Sunday, September 16, 2007
The Starter Husband
A MSN article examines the increasing depiction of marriage as an experimental activity with no real committments:
For some, a starter husband is like a starter home — a semi-commitment where you're willing to do some of the surface work, like painting the walls, but not the heavy lifting, like gutting the whole foundation; he's just not a long-term investment. Others compare a starter husband to a first job, where you learn some skills and polish your resume before going after the position you really want.

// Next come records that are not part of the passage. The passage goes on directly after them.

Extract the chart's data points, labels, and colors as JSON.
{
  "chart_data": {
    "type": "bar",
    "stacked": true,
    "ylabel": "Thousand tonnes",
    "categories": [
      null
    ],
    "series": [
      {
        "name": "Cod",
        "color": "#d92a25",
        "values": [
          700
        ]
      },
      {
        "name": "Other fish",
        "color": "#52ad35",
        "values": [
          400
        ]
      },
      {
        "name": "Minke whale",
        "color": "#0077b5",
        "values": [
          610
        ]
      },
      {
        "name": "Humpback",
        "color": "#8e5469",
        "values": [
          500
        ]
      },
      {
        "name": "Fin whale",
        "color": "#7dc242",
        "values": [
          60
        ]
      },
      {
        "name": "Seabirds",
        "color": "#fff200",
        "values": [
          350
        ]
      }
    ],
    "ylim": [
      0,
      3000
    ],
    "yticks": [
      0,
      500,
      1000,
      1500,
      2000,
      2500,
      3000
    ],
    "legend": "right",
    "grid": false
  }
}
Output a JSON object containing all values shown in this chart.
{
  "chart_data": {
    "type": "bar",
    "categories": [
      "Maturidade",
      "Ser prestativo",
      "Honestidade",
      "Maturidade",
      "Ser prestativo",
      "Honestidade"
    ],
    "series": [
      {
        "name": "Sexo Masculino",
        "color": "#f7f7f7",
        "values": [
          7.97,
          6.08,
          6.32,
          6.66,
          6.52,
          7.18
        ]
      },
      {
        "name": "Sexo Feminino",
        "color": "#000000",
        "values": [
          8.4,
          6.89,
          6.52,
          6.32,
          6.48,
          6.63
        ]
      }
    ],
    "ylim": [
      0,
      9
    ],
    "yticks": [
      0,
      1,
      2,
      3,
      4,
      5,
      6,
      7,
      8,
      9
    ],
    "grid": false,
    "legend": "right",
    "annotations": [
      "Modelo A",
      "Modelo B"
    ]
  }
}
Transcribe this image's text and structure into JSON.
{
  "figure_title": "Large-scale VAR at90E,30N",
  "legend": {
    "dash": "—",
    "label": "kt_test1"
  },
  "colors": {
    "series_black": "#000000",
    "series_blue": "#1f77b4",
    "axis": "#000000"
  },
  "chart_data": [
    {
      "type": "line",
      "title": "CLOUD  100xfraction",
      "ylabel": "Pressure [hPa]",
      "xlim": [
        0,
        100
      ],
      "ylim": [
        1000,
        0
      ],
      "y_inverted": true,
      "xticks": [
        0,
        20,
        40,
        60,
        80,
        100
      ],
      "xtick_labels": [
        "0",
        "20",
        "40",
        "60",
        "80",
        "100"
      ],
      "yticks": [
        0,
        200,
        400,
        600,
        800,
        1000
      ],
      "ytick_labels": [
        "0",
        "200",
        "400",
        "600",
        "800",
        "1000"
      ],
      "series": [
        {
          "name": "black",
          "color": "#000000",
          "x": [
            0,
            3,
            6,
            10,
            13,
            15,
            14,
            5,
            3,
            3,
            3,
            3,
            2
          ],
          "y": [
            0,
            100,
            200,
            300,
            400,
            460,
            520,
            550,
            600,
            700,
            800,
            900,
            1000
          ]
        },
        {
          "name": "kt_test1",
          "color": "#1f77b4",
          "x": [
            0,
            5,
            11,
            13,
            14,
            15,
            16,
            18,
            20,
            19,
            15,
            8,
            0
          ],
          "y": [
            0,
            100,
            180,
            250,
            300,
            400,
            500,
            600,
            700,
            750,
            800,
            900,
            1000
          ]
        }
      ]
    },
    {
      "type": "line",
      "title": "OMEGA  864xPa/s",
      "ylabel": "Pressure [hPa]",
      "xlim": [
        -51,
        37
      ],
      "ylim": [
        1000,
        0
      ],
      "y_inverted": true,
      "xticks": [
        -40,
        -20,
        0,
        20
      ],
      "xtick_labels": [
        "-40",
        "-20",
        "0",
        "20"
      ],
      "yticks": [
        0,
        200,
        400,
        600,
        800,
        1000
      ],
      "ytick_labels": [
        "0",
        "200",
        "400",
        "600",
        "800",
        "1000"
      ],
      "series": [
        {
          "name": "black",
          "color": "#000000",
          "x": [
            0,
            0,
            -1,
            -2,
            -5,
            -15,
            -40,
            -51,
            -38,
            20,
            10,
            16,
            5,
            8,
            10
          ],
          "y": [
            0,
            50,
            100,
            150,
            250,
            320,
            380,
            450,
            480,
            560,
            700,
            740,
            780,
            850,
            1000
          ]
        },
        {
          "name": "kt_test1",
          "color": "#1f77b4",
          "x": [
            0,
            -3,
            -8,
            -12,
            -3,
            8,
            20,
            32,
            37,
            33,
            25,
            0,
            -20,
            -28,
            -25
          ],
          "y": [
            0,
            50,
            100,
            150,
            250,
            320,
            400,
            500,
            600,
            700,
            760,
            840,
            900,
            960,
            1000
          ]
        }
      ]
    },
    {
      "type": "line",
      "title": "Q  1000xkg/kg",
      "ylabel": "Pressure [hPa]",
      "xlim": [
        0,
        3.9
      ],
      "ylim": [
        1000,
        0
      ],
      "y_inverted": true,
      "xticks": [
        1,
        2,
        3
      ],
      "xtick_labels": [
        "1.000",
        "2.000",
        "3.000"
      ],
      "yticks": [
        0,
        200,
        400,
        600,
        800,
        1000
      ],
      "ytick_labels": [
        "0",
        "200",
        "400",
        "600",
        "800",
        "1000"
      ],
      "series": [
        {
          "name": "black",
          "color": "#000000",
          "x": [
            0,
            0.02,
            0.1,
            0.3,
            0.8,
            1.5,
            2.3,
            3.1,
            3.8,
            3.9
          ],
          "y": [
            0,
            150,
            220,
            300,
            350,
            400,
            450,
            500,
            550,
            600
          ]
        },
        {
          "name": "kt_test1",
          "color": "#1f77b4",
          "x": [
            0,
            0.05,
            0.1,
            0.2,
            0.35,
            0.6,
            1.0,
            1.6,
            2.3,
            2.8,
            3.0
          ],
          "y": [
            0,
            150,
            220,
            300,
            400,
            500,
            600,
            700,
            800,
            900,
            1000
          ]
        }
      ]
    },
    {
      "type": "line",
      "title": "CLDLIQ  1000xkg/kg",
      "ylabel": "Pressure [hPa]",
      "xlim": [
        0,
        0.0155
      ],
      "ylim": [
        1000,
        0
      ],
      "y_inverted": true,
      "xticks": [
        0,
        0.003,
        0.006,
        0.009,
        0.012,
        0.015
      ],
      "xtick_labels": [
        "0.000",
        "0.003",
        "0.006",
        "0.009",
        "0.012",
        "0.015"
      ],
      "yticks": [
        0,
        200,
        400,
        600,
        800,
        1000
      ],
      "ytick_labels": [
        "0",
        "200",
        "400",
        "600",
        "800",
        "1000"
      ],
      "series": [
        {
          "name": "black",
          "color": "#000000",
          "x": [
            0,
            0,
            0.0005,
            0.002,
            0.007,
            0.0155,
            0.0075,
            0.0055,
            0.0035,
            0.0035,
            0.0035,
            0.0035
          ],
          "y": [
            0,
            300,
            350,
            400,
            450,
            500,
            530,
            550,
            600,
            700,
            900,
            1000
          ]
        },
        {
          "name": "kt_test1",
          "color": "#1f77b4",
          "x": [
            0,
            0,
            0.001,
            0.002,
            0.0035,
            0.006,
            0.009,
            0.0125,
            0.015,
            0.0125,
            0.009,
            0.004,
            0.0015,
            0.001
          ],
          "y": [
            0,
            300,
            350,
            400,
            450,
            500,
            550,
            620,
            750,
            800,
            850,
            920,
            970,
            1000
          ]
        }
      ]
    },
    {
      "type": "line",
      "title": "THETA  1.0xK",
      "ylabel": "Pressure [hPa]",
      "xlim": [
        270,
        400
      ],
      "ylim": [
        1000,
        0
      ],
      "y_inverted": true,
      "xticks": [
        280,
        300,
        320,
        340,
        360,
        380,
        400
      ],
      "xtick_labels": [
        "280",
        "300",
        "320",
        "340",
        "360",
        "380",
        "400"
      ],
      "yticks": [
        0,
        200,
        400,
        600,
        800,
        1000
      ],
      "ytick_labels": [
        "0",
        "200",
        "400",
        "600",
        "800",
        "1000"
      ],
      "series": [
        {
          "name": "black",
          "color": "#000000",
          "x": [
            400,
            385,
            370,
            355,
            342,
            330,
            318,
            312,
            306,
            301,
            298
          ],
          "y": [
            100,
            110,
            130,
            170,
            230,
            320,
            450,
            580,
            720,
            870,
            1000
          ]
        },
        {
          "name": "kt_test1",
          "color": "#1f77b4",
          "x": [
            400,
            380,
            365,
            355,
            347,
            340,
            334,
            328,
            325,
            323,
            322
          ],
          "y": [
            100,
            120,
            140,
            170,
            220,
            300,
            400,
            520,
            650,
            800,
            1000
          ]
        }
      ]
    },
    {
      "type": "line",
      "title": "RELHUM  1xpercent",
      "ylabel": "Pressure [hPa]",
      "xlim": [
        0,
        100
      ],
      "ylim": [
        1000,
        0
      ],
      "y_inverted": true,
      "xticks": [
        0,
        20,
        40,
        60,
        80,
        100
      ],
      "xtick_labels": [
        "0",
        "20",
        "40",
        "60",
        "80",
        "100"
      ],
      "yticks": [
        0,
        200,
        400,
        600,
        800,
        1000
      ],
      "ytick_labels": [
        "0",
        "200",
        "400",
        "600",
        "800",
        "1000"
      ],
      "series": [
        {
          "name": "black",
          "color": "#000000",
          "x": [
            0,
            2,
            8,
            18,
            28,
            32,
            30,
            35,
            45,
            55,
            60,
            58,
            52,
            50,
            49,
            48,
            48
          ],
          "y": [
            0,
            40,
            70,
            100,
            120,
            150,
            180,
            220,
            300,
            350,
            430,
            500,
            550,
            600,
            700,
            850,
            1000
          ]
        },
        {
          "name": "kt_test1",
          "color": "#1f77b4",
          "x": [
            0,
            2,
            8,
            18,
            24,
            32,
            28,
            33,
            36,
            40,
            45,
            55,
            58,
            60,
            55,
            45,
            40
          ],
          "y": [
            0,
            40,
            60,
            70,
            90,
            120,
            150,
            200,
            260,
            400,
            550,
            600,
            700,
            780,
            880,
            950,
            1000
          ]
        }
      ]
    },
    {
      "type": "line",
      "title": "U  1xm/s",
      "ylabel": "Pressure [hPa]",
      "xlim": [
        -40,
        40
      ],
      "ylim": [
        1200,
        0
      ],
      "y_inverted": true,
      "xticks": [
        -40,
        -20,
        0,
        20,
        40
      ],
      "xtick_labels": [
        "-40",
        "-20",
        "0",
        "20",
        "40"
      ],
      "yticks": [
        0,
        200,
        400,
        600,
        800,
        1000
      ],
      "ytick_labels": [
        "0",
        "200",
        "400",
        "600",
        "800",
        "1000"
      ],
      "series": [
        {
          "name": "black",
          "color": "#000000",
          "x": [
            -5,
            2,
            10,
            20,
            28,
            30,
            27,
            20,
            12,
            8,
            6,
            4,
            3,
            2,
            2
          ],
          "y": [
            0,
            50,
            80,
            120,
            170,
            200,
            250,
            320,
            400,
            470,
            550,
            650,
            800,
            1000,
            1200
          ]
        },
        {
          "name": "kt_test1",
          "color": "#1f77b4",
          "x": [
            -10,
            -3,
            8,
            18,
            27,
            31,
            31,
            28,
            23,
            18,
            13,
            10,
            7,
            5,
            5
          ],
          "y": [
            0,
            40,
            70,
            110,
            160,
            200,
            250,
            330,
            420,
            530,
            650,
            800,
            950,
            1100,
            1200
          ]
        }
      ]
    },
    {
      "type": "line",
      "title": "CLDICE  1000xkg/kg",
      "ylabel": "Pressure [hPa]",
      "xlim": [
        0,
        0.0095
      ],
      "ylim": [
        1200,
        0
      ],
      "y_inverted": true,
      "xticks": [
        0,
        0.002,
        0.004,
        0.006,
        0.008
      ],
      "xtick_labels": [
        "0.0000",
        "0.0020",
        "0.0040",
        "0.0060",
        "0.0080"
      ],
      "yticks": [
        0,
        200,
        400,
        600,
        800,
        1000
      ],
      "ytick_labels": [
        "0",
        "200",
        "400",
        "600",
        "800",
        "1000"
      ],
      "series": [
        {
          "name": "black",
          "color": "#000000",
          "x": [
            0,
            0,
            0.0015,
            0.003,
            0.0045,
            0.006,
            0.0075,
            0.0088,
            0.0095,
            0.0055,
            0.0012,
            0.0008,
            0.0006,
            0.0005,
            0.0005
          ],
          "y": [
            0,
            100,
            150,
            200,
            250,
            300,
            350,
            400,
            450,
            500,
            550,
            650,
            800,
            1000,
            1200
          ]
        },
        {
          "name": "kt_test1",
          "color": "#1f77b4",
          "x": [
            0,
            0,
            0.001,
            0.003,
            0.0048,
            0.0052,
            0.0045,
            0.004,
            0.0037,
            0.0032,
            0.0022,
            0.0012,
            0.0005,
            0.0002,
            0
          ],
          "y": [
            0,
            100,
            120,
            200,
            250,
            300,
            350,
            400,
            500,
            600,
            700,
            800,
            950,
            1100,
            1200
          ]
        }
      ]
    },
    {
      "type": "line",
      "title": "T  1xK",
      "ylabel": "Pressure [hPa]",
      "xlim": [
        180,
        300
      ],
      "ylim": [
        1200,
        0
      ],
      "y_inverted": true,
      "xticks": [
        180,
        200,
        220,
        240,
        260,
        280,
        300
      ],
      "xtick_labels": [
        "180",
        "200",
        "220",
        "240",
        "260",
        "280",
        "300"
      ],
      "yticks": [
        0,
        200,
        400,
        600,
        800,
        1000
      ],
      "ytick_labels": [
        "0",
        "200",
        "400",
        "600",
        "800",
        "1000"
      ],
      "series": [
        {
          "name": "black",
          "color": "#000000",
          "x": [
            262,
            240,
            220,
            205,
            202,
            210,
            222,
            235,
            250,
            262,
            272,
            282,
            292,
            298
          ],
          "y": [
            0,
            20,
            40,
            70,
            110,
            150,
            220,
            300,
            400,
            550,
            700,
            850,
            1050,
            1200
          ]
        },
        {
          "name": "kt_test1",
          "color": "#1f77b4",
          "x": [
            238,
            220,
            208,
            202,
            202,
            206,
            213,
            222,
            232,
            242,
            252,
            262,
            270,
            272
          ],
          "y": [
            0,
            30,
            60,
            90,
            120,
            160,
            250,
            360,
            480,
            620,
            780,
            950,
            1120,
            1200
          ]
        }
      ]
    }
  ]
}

In our everyday life — one where we're encouraged to pursue the bigger, better anything (witness the average college grad who now burns through seven jobs before turning 30) — how can you commit to something, or someone, forever? "That's a huge promise. We live in an incredibly fast-paced consumerist culture," says Pamela Paul, author of the book The Starter Marriage, who herself was divorced less than a year after taking her vows at age 27. "Ours is an H&M culture, where you go out and buy 10 cheap items for the season, then toss them, rather than investing in one beautiful coat you'll wear for another 10 seasons. More and more women have that throwaway mentality with their first marriage — the 'I want it now' attitude." Until, of course, you don't.
And that's just our prerogative, says Generation Me, fingers poised above the do-over button. We can pick and choose among limitless possibilities seemingly unattached to consequence because today's 20-somethings are living out an extended adolescence in a manner unlike any generation before them. We're still knocking around and figuring it out, often on our parents' dime.
Helen Smith responds:
A man is not a car and anyone who compares a human being to an object this way has more issues than I care to discuss in a blog post. I realize these self-centered articles and books such as The Starter Marriage and the Future of Matrimony are fun to write and really make women feel "empowered" to act in the same manner as the sexist men of yesteryear who spoke of women like chattels. But in reality, women who use men for starter husbands are the opposite of empowered--they are the archetype of the weak female: afraid to say no, afraid of independence and afraid to be unmarried in their 20's. Yeah, the "you go girl" movement has really done a lot for these women--and reinventing marriage in this way is not empowerment of a new sort, it is just a new twist on an old theme, leaving a lover with a broken heart.